Summary

Our Score

7/10

Review Price £84.95

Okay, okay, we know it's a bit silly: a DAB radio that looks like a guitar amp. But, if you're looking for a fun gift for a rock-lovin' friend or family member or just need something to finish off you're home studio in style, this radio could be right up your street. Pure is one of the most respected manufacturers of compact desktop DAB radios, producing as it does well made, decent sounding, and above all easy to use products like the Pure Evoke Flow and Pure Evoke 3. Meanwhile Marshall Amps has been producing some of the world's finest guitar amplifiers and speaker cabinets for over 50 years. With that sort of heritage, what can go wrong?

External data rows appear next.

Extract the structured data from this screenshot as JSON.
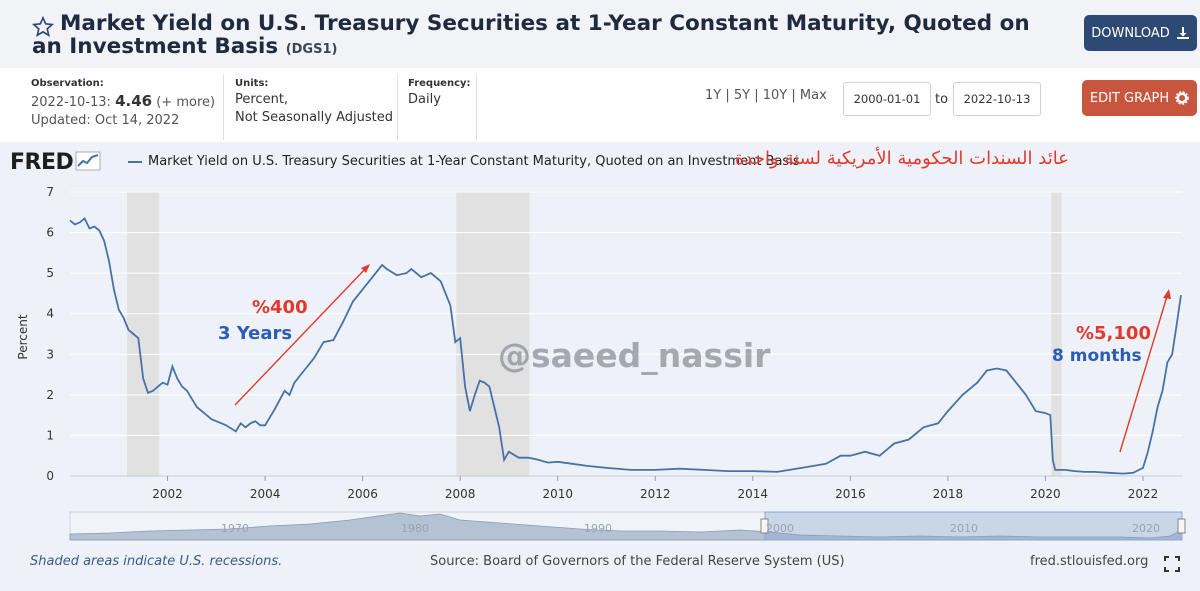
{
  "header": {
    "title": "Market Yield on U.S. Treasury Securities at 1-Year Constant Maturity, Quoted on an Investment Basis",
    "series_id": "(DGS1)",
    "download_label": "DOWNLOAD"
  },
  "meta": {
    "observation_label": "Observation:",
    "observation_date": "2022-10-13:",
    "observation_value": "4.46",
    "observation_more": "(+ more)",
    "updated": "Updated: Oct 14, 2022",
    "units_label": "Units:",
    "units_line1": "Percent,",
    "units_line2": "Not Seasonally Adjusted",
    "frequency_label": "Frequency:",
    "frequency_value": "Daily"
  },
  "controls": {
    "range_1y": "1Y",
    "range_5y": "5Y",
    "range_10y": "10Y",
    "range_max": "Max",
    "start_date": "2000-01-01",
    "to_label": "to",
    "end_date": "2022-10-13",
    "edit_graph_label": "EDIT GRAPH"
  },
  "chart_header": {
    "logo": "FRED",
    "legend_label": "Market Yield on U.S. Treasury Securities at 1-Year Constant Maturity, Quoted on an Investment Basis",
    "arabic_title": "عائد السندات الحكومية الأمريكية لسنة واحدة"
  },
  "annotations": {
    "left_pct": "%400",
    "left_period": "3 Years",
    "watermark": "@saeed_nassir",
    "right_pct": "%5,100",
    "right_period": "8 months"
  },
  "footer": {
    "recession_note": "Shaded areas indicate U.S. recessions.",
    "source": "Source: Board of Governors of the Federal Reserve System (US)",
    "site": "fred.stlouisfed.org"
  },
  "colors": {
    "series": "#4572a7",
    "recession": "#e1e1e1",
    "annotation_red": "#e03a2e",
    "annotation_blue": "#2a5cb8"
  },
  "chart_data": {
    "type": "line",
    "title": "Market Yield on U.S. Treasury Securities at 1-Year Constant Maturity, Quoted on an Investment Basis",
    "xlabel": "",
    "ylabel": "Percent",
    "xlim": [
      2000.0,
      2022.8
    ],
    "ylim": [
      0,
      7
    ],
    "x_ticks": [
      2002,
      2004,
      2006,
      2008,
      2010,
      2012,
      2014,
      2016,
      2018,
      2020,
      2022
    ],
    "y_ticks": [
      0,
      1,
      2,
      3,
      4,
      5,
      6,
      7
    ],
    "recessions": [
      [
        2001.17,
        2001.83
      ],
      [
        2007.92,
        2009.42
      ],
      [
        2020.12,
        2020.33
      ]
    ],
    "navigator_ticks": [
      "1970",
      "1980",
      "1990",
      "2000",
      "2010",
      "2020"
    ],
    "series": [
      {
        "name": "DGS1",
        "x": [
          2000.0,
          2000.1,
          2000.2,
          2000.3,
          2000.4,
          2000.5,
          2000.6,
          2000.7,
          2000.8,
          2000.9,
          2001.0,
          2001.1,
          2001.2,
          2001.3,
          2001.4,
          2001.5,
          2001.6,
          2001.7,
          2001.8,
          2001.9,
          2002.0,
          2002.1,
          2002.2,
          2002.3,
          2002.4,
          2002.5,
          2002.6,
          2002.7,
          2002.8,
          2002.9,
          2003.0,
          2003.2,
          2003.4,
          2003.5,
          2003.6,
          2003.7,
          2003.8,
          2003.9,
          2004.0,
          2004.2,
          2004.4,
          2004.5,
          2004.6,
          2004.8,
          2005.0,
          2005.2,
          2005.4,
          2005.6,
          2005.8,
          2006.0,
          2006.2,
          2006.4,
          2006.5,
          2006.7,
          2006.9,
          2007.0,
          2007.2,
          2007.4,
          2007.6,
          2007.8,
          2007.9,
          2008.0,
          2008.1,
          2008.2,
          2008.3,
          2008.4,
          2008.5,
          2008.6,
          2008.7,
          2008.8,
          2008.9,
          2009.0,
          2009.2,
          2009.4,
          2009.6,
          2009.8,
          2010.0,
          2010.3,
          2010.6,
          2011.0,
          2011.5,
          2012.0,
          2012.5,
          2013.0,
          2013.5,
          2014.0,
          2014.5,
          2015.0,
          2015.5,
          2015.8,
          2016.0,
          2016.3,
          2016.6,
          2016.9,
          2017.2,
          2017.5,
          2017.8,
          2018.0,
          2018.3,
          2018.6,
          2018.8,
          2019.0,
          2019.2,
          2019.4,
          2019.6,
          2019.8,
          2020.0,
          2020.1,
          2020.15,
          2020.2,
          2020.4,
          2020.6,
          2020.8,
          2021.0,
          2021.3,
          2021.6,
          2021.8,
          2022.0,
          2022.1,
          2022.2,
          2022.3,
          2022.4,
          2022.5,
          2022.6,
          2022.7,
          2022.78
        ],
        "y": [
          6.3,
          6.2,
          6.25,
          6.35,
          6.1,
          6.15,
          6.05,
          5.8,
          5.3,
          4.6,
          4.1,
          3.9,
          3.6,
          3.5,
          3.4,
          2.4,
          2.05,
          2.1,
          2.2,
          2.3,
          2.25,
          2.7,
          2.4,
          2.2,
          2.1,
          1.9,
          1.7,
          1.6,
          1.5,
          1.4,
          1.35,
          1.25,
          1.1,
          1.3,
          1.2,
          1.3,
          1.35,
          1.25,
          1.25,
          1.65,
          2.1,
          2.0,
          2.3,
          2.6,
          2.9,
          3.3,
          3.35,
          3.8,
          4.3,
          4.6,
          4.9,
          5.2,
          5.1,
          4.95,
          5.0,
          5.1,
          4.9,
          5.0,
          4.8,
          4.2,
          3.3,
          3.4,
          2.2,
          1.6,
          2.0,
          2.35,
          2.3,
          2.2,
          1.7,
          1.2,
          0.4,
          0.6,
          0.45,
          0.45,
          0.4,
          0.33,
          0.35,
          0.3,
          0.25,
          0.2,
          0.15,
          0.15,
          0.18,
          0.15,
          0.12,
          0.12,
          0.1,
          0.2,
          0.3,
          0.5,
          0.5,
          0.6,
          0.5,
          0.8,
          0.9,
          1.2,
          1.3,
          1.6,
          2.0,
          2.3,
          2.6,
          2.65,
          2.6,
          2.3,
          2.0,
          1.6,
          1.55,
          1.5,
          0.4,
          0.15,
          0.15,
          0.12,
          0.1,
          0.1,
          0.08,
          0.06,
          0.08,
          0.2,
          0.6,
          1.1,
          1.7,
          2.1,
          2.8,
          3.0,
          3.8,
          4.46
        ]
      }
    ]
  }
}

The styling of the Pure Evoke-1S Marshall is obviously an homage to the classic Marshall amp look with black vinyl covering, big chunky plastic corner protectors, a large rubber handle, white Marshall logo, and gold hardware. It's certainly not going to be to everyone's taste but within the confines of making a radio that looks like a Marshall amp, it's about as good as we would expect.

Build quality, though, is not up for debate. Just as the company's amps are built to survive a life on the road, so the Evoke-1S Marshall is equipped to brush aside all that a kitchen window sill or shed shelf can meter out. Those corner protectors should save this radio from any severe damage from falls, unless you're unfortunate enough to have it land straight on one of the knobs. Meanwhile the tough yet soft vinyl does a good job of absorbing and disguising any minor knocks, and is wipeclean.

On the underside are four rubber feet that will stop anything scratching the radio and stop the radio from fighting back. As for that rubber handle, it looks and feels identical to those used on full size Marshall Amps, which are quite capable of taking the weight of a 30Kg amp, so this radio's mere 2.2Kg should cause it no problems.

The only slight let down with regards fit and finish is the plastic control panel section. While the gold sections are brass (hmmm, oxymoronic), the surrounding black sections are plastic. It still looks okay and is by no means something to get hung up on but it's worth noting.

Round the back is the telescopic aerial, the battery compartment and a number of the ports. From left to right there's a USB socket that can be used to update the devices firmware, an auxiliary speaker output for adding stereo sound via a matching second speaker (the S-1, available for £35), a headphone output, a line-level output, a line-level auxiliary input, and of course power. One annoyance with Pure radios is their use of a proprietary battery pack, rather than just normal AAs or such like. However, the optional battery pack will get you 24 hours of portable listening.

Under all this Marshall clothing sits an otherwise bog standard Pure Evoke-1S DAB radio. So you get the ability to tune into DAB and FM stations with up to 30 station presets shared between the two types. Five of these presets can be accessed directly via the buttons on the front while pressing the 6+ button will bring up a list of the other 25 presets that you can then scroll through.